В классической психоаналитической диагностике нам важно определить основной диагноз. В данном случае, отличить шизоида от орального (депрессивного типа). В предлагаемой мной модели все базовые комплексы присущи каждому в силу своей архетипической заданности. А значит, комплексы проявляют себя одновременно, и отшельник может сочетаться с брошенным. Архетипический потенциал каждого комплекса проявится в зависимости от изначальной (генетической) заданности и условий или среды развития.
Стивен Джонсон, так сильно повлиявший на мою модель базовых комплексов, уделяет развитию в раннем детстве основную роль. Так, шизоидный характер он формулирует как "ребенок, которого ненавидели", а оральный характер рассматривает как последствия брошенности и слишком раннего прерывания симбиоза матери и ребенка. Но дальше он сам много раз оговаривается о субъективности этого переживания ненависти со стороны родителя у шизоида. Первоначальная гиперчувствительность может приводить к невыносимости нормального для другого ребенка контакта и включать очень рано такие радикальные защитные механизмы, как уход в себя и расщепление.
Так вот, в описываемых мной случаях есть ощущение, что эти механизмы включились значимо позже и были ответом, прежде всего, на травму брошенности. Тогда в ядре подобного характера мы все же имеем брошенность или оральность. А отшельник сформировался как защита от более поздней травматизации. То есть уход в себя стал главной защитой от травматического опыта, благодаря уходу в фантазии и формированию богатого внутреннего мира.
Думаю, Джонсон, как все мы, когда пытаемся создать четкую схему, оказался в ловушке ненужного упрощения. Возможно, ребенок, которого ненавидели, - это как раз брошенный ребенок. Очень сложно отделить комплекс жертвы и моральный мазохизм от опыта брошенности. Думаю, верное разграничение шизоидности и оральности (или, в моих терминах, отшельника и брошенного) - по базовому чувству. В первом случае это страх, во втором - вина.
Чистый отшельник уходит во внутренний мир, потому что воспринимает внешний мир как первично опасный и непригодный для жизни.
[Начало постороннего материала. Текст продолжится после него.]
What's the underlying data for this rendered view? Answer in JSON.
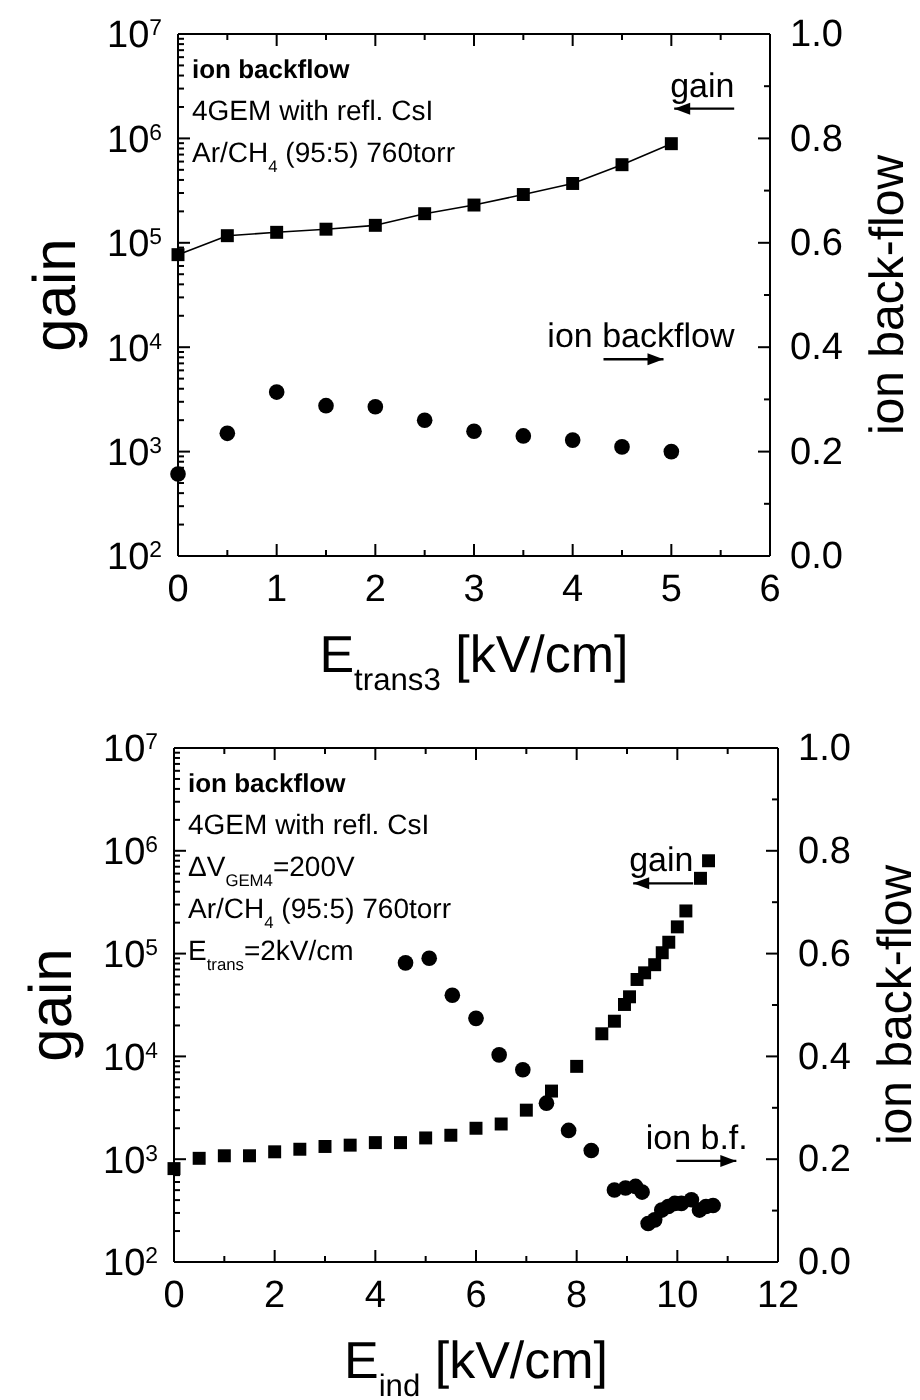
{
  "chart_data": [
    {
      "type": "scatter",
      "title": "ion backflow",
      "annotations": [
        "4GEM with refl. CsI",
        "Ar/CH$_{4}$ (95:5) 760torr"
      ],
      "xlabel": "E$_{trans3}$ [kV/cm]",
      "ylabel": "gain",
      "y2label": "ion back-flow",
      "xlim": [
        0,
        6
      ],
      "xticks": [
        0,
        1,
        2,
        3,
        4,
        5,
        6
      ],
      "ylim": [
        100,
        10000000
      ],
      "yticks": [
        {
          "value": 100,
          "label": "10$^{2}$"
        },
        {
          "value": 1000,
          "label": "10$^{3}$"
        },
        {
          "value": 10000,
          "label": "10$^{4}$"
        },
        {
          "value": 100000,
          "label": "10$^{5}$"
        },
        {
          "value": 1000000,
          "label": "10$^{6}$"
        },
        {
          "value": 10000000,
          "label": "10$^{7}$"
        }
      ],
      "y2lim": [
        0,
        1
      ],
      "y2ticks": [
        {
          "value": 0,
          "label": "0.0"
        },
        {
          "value": 0.2,
          "label": "0.2"
        },
        {
          "value": 0.4,
          "label": "0.4"
        },
        {
          "value": 0.6,
          "label": "0.6"
        },
        {
          "value": 0.8,
          "label": "0.8"
        },
        {
          "value": 1,
          "label": "1.0"
        }
      ],
      "log": "y",
      "grid": false,
      "series": [
        {
          "name": "gain",
          "type": "line",
          "marker": "square",
          "color": "#000000",
          "x": [
            0,
            0.5,
            1,
            1.5,
            2,
            2.5,
            3,
            3.5,
            4,
            4.5,
            5
          ],
          "values": [
            77000,
            117000,
            126000,
            135000,
            147000,
            190000,
            230000,
            290000,
            370000,
            560000,
            890000
          ]
        },
        {
          "name": "ion backflow",
          "type": "scatter",
          "marker": "circle",
          "axis": "y2",
          "color": "#000000",
          "x": [
            0,
            0.5,
            1,
            1.5,
            2,
            2.5,
            3,
            3.5,
            4,
            4.5,
            5
          ],
          "values": [
            0.157,
            0.235,
            0.314,
            0.288,
            0.286,
            0.26,
            0.239,
            0.23,
            0.222,
            0.209,
            0.2
          ]
        }
      ]
    },
    {
      "type": "scatter",
      "title": "ion backflow",
      "annotations": [
        "4GEM with refl. CsI",
        "ΔV$_{GEM4}$=200V",
        "Ar/CH$_{4}$ (95:5) 760torr",
        "E$_{trans}$=2kV/cm"
      ],
      "xlabel": "E$_{ind}$ [kV/cm]",
      "ylabel": "gain",
      "y2label": "ion back-flow",
      "xlim": [
        0,
        12
      ],
      "xticks": [
        0,
        2,
        4,
        6,
        8,
        10,
        12
      ],
      "ylim": [
        100,
        10000000
      ],
      "yticks": [
        {
          "value": 100,
          "label": "10$^{2}$"
        },
        {
          "value": 1000,
          "label": "10$^{3}$"
        },
        {
          "value": 10000,
          "label": "10$^{4}$"
        },
        {
          "value": 100000,
          "label": "10$^{5}$"
        },
        {
          "value": 1000000,
          "label": "10$^{6}$"
        },
        {
          "value": 10000000,
          "label": "10$^{7}$"
        }
      ],
      "y2lim": [
        0,
        1
      ],
      "y2ticks": [
        {
          "value": 0,
          "label": "0.0"
        },
        {
          "value": 0.2,
          "label": "0.2"
        },
        {
          "value": 0.4,
          "label": "0.4"
        },
        {
          "value": 0.6,
          "label": "0.6"
        },
        {
          "value": 0.8,
          "label": "0.8"
        },
        {
          "value": 1,
          "label": "1.0"
        }
      ],
      "log": "y",
      "grid": false,
      "series": [
        {
          "name": "gain",
          "type": "scatter",
          "marker": "square",
          "color": "#000000",
          "x": [
            0,
            0.5,
            1,
            1.5,
            2,
            2.5,
            3,
            3.5,
            4,
            4.5,
            5,
            5.5,
            6,
            6.5,
            7,
            7.5,
            8,
            8.5,
            8.75,
            8.95,
            9.05,
            9.2,
            9.35,
            9.55,
            9.7,
            9.83,
            10,
            10.17,
            10.46,
            10.62
          ],
          "values": [
            810,
            1020,
            1080,
            1080,
            1180,
            1250,
            1330,
            1370,
            1450,
            1450,
            1610,
            1710,
            2000,
            2200,
            3000,
            4600,
            8000,
            16600,
            22000,
            32000,
            38000,
            56000,
            65000,
            78000,
            102000,
            129000,
            182000,
            260000,
            540000,
            800000
          ]
        },
        {
          "name": "ion b.f.",
          "type": "scatter",
          "marker": "circle",
          "axis": "y2",
          "color": "#000000",
          "x": [
            4.6,
            5.07,
            5.53,
            6,
            6.46,
            6.93,
            7.4,
            7.84,
            8.29,
            8.75,
            8.97,
            9.17,
            9.3,
            9.42,
            9.55,
            9.69,
            9.82,
            9.95,
            10.08,
            10.28,
            10.44,
            10.57,
            10.71
          ],
          "values": [
            0.582,
            0.591,
            0.519,
            0.474,
            0.403,
            0.374,
            0.309,
            0.256,
            0.217,
            0.14,
            0.144,
            0.147,
            0.136,
            0.075,
            0.082,
            0.101,
            0.108,
            0.114,
            0.114,
            0.121,
            0.101,
            0.108,
            0.11
          ]
        }
      ]
    }
  ]
}
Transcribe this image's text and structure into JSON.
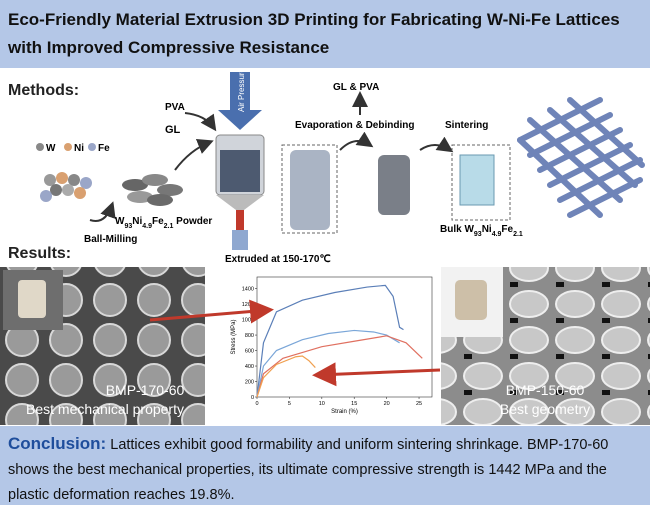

Отчасти это связано и с выраженной гиперчувствительностью, превращающей любой контакт в разрушающий и опасный.
Брошенный первоначально любит родителя, формирует довольно устойчивую, по сравнению с отшельником, связь с ним внутри себя. Но когда возникает травма брошенности (в результате болезни, обстоятельств, качеств родительского окружения), то сформированная близость заставляет агрессию к родителю развернуть против себя, создавая вину. Кроме того, такой поворот вины против себя сохраняет первичное всемогущество: меня бросили, потому что я плохой. Уже эта вина формирует решение заблокировать потребности, чтобы эти потребности не были слишком, не убили и без того хрупкий объект. Блокировка этих потребностей естественно сопровождается и уходом в себя, создавая картину ложного отшельника или ложной шизоидности.